Pregunta

I have the following mixin using Less that takes the input colour and shades a few boxes etc. I use a lightened version of the colour for borders but sometimes I find that my colour is too light and so ends up as white. What I'd like to do is check if the lightened colour is white (or 80%) and make it just the default colour being passed in. I've put my when statement in to switch between the colours but I get a NameError variable @section-base-color is undefined. I'm not sure to how to get this to work on a parameter passed in.

.sectionstyles(@section-base-color) {
    .product-single {

        & when (lightness(lighten(@section-base-color, 45%)) > 80%) {
            border: 1px solid @section-base-color;

        }
        & when (lightness(lighten(@section-base-color, 45%)) <= 80%) {
            border: 1px solid lighten(@section-base-color, 45%);            }
        .clearfix;
        a {
            margin-top: 0;
            color: @section-base-color;

            h2 {
                margin: 0 (-@padding-base-horizontal);
                padding: @padding-base-horizontal;
                color: @section-base-color;
            }
            p {
                color: @text-color;
            }
            &:hover, &:focus {
                color: #FFF;
                h2 {
                    background-color: @section-base-color;
                    color: #FFF;
                }

            }
        }

    } 
}

For reference, the function is lightness, not lightenless. This was causing me a problem.

¿Fue útil?

Solución

Option 1: Upgrade LESS

Stick with what you have, and upgrade to LESS 1.7.

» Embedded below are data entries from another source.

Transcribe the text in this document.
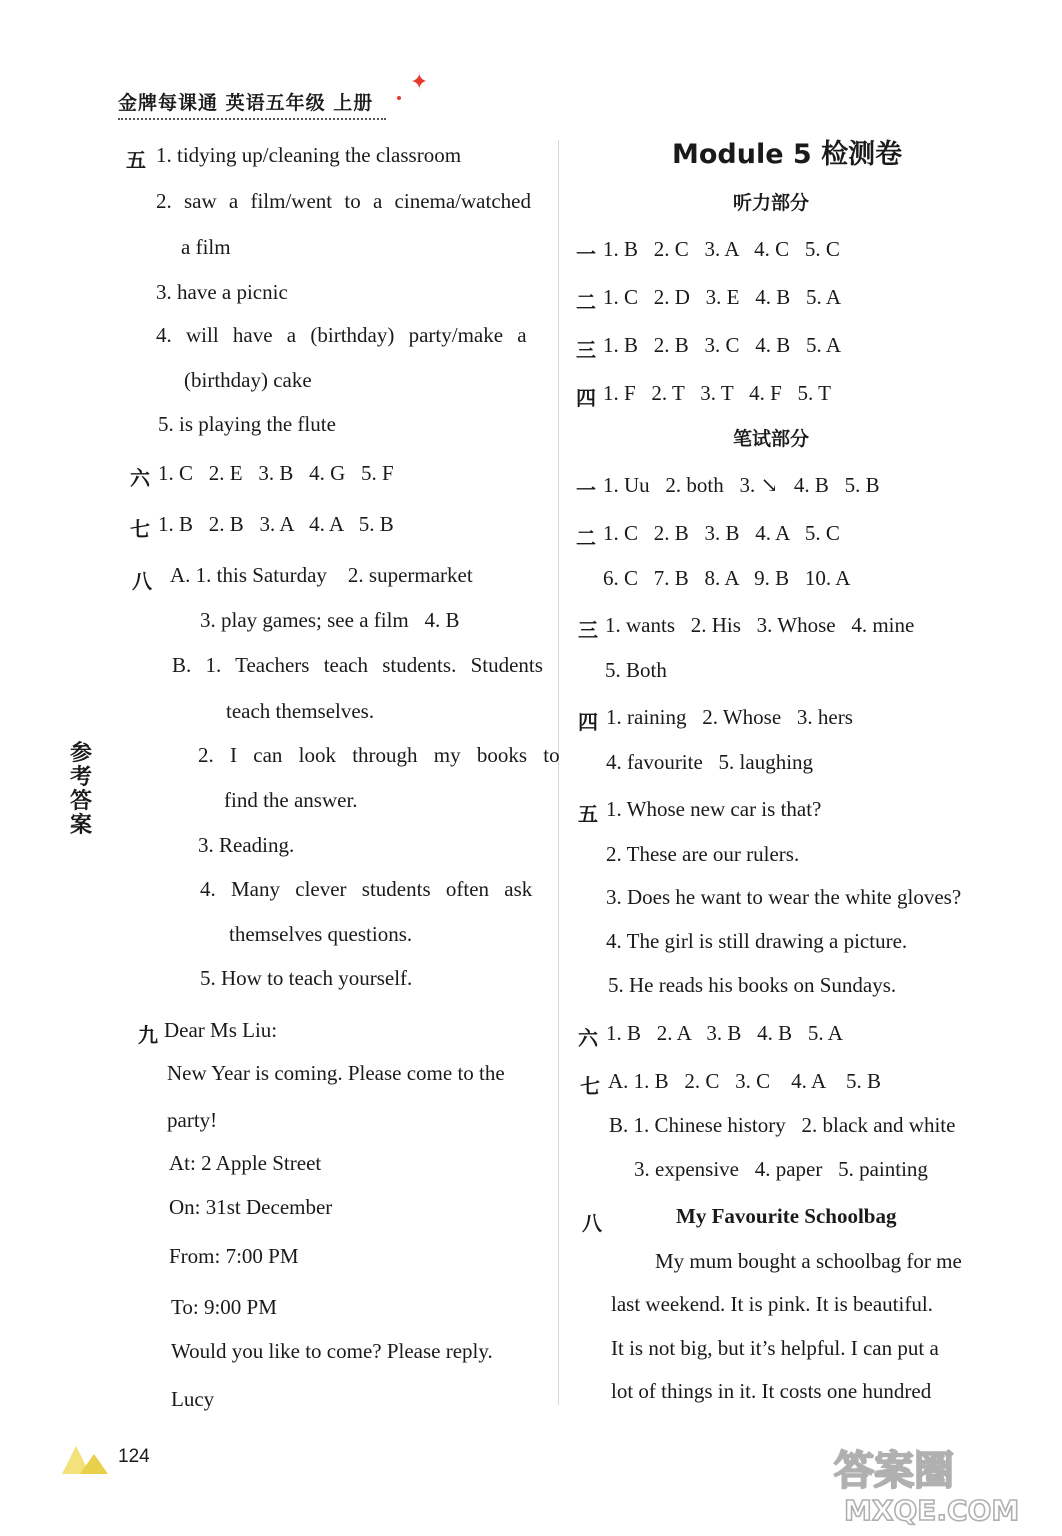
金牌每课通 英语五年级 上册
✦
参考答案
五 1. tidying up/cleaning the classroom
2. saw a film/went to a cinema/watched
a film
3. have a picnic
4. will have a (birthday) party/make a
(birthday) cake
5. is playing the flute
六 1. C   2. E   3. B   4. G   5. F
七 1. B   2. B   3. A   4. A   5. B
八 A. 1. this Saturday    2. supermarket
3. play games; see a film   4. B
B. 1. Teachers teach students. Students
teach themselves.
2. I can look through my books to
find the answer.
3. Reading.
4. Many clever students often ask
themselves questions.
5. How to teach yourself.
九 Dear Ms Liu:
New Year is coming. Please come to the
party!
At: 2 Apple Street
On: 31st December
From: 7:00 PM
To: 9:00 PM
Would you like to come? Please reply.
Lucy
Module 5 检测卷
听力部分
一 1. B   2. C   3. A   4. C   5. C
二 1. C   2. D   3. E   4. B   5. A
三 1. B   2. B   3. C   4. B   5. A
四 1. F   2. T   3. T   4. F   5. T
笔试部分
一 1. Uu   2. both   3. ↘   4. B   5. B
二 1. C   2. B   3. B   4. A   5. C
6. C   7. B   8. A   9. B   10. A
三 1. wants   2. His   3. Whose   4. mine
5. Both
四 1. raining   2. Whose   3. hers
4. favourite   5. laughing
五 1. Whose new car is that?
2. These are our rulers.
3. Does he want to wear the white gloves?
4. The girl is still drawing a picture.
5. He reads his books on Sundays.
六 1. B   2. A   3. B   4. B   5. A
七 A. 1. B   2. C   3. C    4. A    5. B
B. 1. Chinese history   2. black and white
3. expensive   4. paper   5. painting
八	My Favourite Schoolbag
My mum bought a schoolbag for me
last weekend. It is pink. It is beautiful.
It is not big, but it’s helpful. I can put a
lot of things in it. It costs one hundred
124	答案圈
MXQE.COM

Option 2: Explicitly set variable inside mixin

This works for LESS 1.6:

.sectionstyles(@section-base-color-input) {
    @section-base-color: @section-base-color-input;
    etc... (rest of code the same)

There seems to be a bug in the & when syntax with respect to looking at mixin parameters in 1.6, but if you use that parameter to explicitly set a local variable inside the mixin, that variable is accessible as expected.

Otros consejos

A slightly offtopic answer (@ScottS already answered the actual question), just a few tips/hints on "conditional colour logic" to meet the subject title.

Alt. solution #1: Contrast.

When it comes to colour lightness, Less has the contrast function to conditionally select one of two colour values based on a third colour luma. E.g.:

.sectionstyles(@base-color) {
    .product-single {
        border: 1px solid
            contrast(@base-color, @base-color, 
                lighten(@base-color, 45%), 10%);

        // etc.
    }
}

Note that contrast internally uses luma not lightness so this snippet is not exactly equal to your initial code (the 10% threshold value I used above roughly resembles 80% lightness threshold for a gray shades).

Tip #1: Mixin parameter names.

Usually you don't have to use so specific "fully qualified" names for a mixin parameters. Since @section-base-color is the parameter of the .sectionstyles mixin and not a global variable, the section prefix is somewhat redundant there. Just @base-color (as I used above) in context of .sectionstyles is naturally supposed to mean section styles base color. We don't have to be so verbose when not necessary.

Tip #2: "Lightness of Lighten".

lightness(lighten(@section-base-color, 45%)) > 80% can be simplified to lightness(@section-base-color) > 35% (where 35% is 80% - 45%, i.e. an arithmetic addition of the lightness channel is what the lighten does).

Alt. solution #2: Conditional mixins.

Though & when may be seen as most obvious and less verbose method when compared to conditional mixins in general, it's not always true in many cases:

.sectionstyles(@base-color) {
    .product-single {

        border: 1px solid @border-color;

        .-() {@border-color: lighten(@base-color, 45%)} .-();
        .-() when (lightness(@base-color) > 35%) {
            @border-color: @base-color;
        }

        // etc.
    }
}

Conditional mixin beats conditional & here as even while still being quite verbose we don't need to repeat border: ..., lightness(...) and 80% twice (i.e. finishing with more maintainable code).